In a thoughtful editorial on the Great Contraception Altercation, the editors of the Jesuit magazine America contend that the Catholic bishops are erring in both practice and principle by opposing on religious liberty grounds the Obama Administration's efforts to reconcile Free Exercise rights and health coverage responsibilities.
By stretching the religious liberty strategy to cover the fine points of health care coverage, the campaign devalues the coinage of religious liberty. The fight the bishop’s conference won against the initial mandate was indeed a fight for religious liberty and for that reason won widespread support. The latest phase of the campaign, however, seems intended to bar health care funding for contraception. Catholics legitimately oppose such a policy on moral grounds. But that opposition entails a difference over policy, not an infringement of religious liberty. It does a disservice to the victims of religious persecution everywhere to inflate policy differences into a struggle over religious freedom. Such exaggerated protests likewise show disrespect for the freedom Catholics have enjoyed in the United States, which is a model for the world—and for the church.
This has occasioned some serious umbrage from the Most Reverend William E. ("Deli Bill") Lori, Bishop of Bridgeport and USCCB religious liberty honcho.
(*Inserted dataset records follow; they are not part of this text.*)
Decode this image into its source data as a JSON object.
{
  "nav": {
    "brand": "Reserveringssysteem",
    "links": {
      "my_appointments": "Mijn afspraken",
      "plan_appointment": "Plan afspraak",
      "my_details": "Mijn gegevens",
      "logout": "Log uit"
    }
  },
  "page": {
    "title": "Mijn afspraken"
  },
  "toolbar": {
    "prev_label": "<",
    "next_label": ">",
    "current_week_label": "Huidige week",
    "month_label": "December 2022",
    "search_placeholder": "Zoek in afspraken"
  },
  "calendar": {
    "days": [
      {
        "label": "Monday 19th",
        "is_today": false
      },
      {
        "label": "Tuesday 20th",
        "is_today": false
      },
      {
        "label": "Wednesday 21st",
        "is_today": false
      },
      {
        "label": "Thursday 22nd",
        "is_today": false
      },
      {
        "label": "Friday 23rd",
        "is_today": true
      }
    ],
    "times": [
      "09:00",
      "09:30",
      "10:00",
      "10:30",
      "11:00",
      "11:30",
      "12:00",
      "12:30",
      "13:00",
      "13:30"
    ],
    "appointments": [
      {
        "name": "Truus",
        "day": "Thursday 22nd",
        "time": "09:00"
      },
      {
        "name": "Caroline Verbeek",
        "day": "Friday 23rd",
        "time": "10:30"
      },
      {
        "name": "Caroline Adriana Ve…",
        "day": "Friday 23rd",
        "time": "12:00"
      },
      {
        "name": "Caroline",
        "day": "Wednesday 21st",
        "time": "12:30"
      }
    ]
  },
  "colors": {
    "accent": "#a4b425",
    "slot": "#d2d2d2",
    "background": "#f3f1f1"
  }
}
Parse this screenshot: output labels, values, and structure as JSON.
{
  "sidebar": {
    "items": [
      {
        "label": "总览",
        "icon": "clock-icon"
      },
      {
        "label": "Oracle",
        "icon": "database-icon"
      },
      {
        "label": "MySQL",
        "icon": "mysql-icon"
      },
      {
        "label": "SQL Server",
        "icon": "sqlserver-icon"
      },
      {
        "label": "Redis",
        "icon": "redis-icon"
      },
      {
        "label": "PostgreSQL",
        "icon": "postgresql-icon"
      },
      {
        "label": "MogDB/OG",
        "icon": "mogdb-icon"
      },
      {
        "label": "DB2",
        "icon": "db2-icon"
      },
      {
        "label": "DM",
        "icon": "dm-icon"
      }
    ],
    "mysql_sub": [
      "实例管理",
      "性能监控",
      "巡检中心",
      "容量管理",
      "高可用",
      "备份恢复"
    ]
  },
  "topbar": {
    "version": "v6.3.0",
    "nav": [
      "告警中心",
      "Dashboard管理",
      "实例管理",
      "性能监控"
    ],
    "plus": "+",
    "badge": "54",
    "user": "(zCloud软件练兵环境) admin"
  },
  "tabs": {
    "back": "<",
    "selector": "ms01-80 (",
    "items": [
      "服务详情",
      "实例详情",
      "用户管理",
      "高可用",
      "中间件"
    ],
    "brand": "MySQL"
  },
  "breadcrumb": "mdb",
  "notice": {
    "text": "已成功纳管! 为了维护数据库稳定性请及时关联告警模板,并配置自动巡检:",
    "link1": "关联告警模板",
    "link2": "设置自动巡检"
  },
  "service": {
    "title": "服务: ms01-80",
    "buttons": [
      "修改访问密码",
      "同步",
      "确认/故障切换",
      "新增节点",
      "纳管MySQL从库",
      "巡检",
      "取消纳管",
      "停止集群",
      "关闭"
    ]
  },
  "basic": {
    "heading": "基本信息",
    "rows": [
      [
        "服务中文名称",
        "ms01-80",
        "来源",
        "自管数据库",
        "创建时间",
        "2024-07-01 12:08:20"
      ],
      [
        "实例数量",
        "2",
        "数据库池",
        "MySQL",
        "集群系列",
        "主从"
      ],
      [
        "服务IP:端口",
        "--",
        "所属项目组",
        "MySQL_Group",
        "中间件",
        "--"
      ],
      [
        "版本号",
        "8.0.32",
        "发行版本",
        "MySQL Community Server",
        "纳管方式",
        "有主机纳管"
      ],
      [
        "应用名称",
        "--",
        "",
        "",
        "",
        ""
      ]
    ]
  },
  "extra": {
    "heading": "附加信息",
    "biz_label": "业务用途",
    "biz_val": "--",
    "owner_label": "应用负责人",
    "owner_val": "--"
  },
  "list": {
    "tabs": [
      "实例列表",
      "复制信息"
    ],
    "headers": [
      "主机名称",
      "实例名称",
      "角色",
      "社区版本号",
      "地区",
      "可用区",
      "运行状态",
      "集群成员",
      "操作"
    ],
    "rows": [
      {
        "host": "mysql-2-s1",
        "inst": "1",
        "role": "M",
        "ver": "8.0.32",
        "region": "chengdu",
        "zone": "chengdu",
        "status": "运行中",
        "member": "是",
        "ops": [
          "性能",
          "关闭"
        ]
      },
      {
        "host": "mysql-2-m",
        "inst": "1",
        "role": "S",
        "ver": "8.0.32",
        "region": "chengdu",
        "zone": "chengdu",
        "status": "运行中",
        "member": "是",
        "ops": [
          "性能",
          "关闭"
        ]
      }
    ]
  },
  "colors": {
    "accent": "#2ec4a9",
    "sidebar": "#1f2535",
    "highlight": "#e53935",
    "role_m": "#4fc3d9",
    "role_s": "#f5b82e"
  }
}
In a letter to the editor notable more for sarcasm than clarity of thought, Lori takes particular exception to the editorial's suggestion that the bishops "have been most effective in influencing public policy when they have acted as pastors, trying to build consensus in church and society" by observing the "moral distinction" between "authoritative teaching on matters of principle and debatable applications of principle to public policy." Here's a taste of Lori's response:
So, the bishops should regard providing (and paying for) contraception as, well, a policy detail. After all, it’s not like the federal government is asking bishops to deny the divinity of Christ....Pardon me also for wondering whether the most basic of freedoms, religious liberty, isn’t being compromised, not by a right to health care, but by a claim to “services” which regard pregnancy and fertility as diseases....Oh, and as Detective Colombo used to say: “Just one more thing.” It’s the comment in the editorial about when we bishops are at our best. Evidently, it’s when we speak generalities softly and go along to get along."
Rather than analogizing the bishops to Jewish delicatessan owners obliged to sell pork, Lori now compares them to Moses confronting Pharoah and the Good Shepherd confronting "the rulers of his day"--uh, would that be the Jewish Temple priests? Be that as it may, when religious leaders express themselves this way in house publications, they are speaking not as prophetic heroes challenging the powers-that-be but precisely as priestly bullies threatening their flocks to get into the pen. Kind of like Rush Limbaugh when he speaks to Republicans.
Responding to Limbaugh's obscene denunciation of Georgetown law student Sandra Fluke, the president of the Jesuit-run university, John J. DeGioia, said on Friday, "If we...allow coarseness, anger–even hatred–to stand for civil discourse in America, we violate the sacred trust that has been handed down through the generations." I hope the editors continue to stand for civil discourse in America, and never cease calling out those--even bishops--who allow coarseness and anger to get the better of them.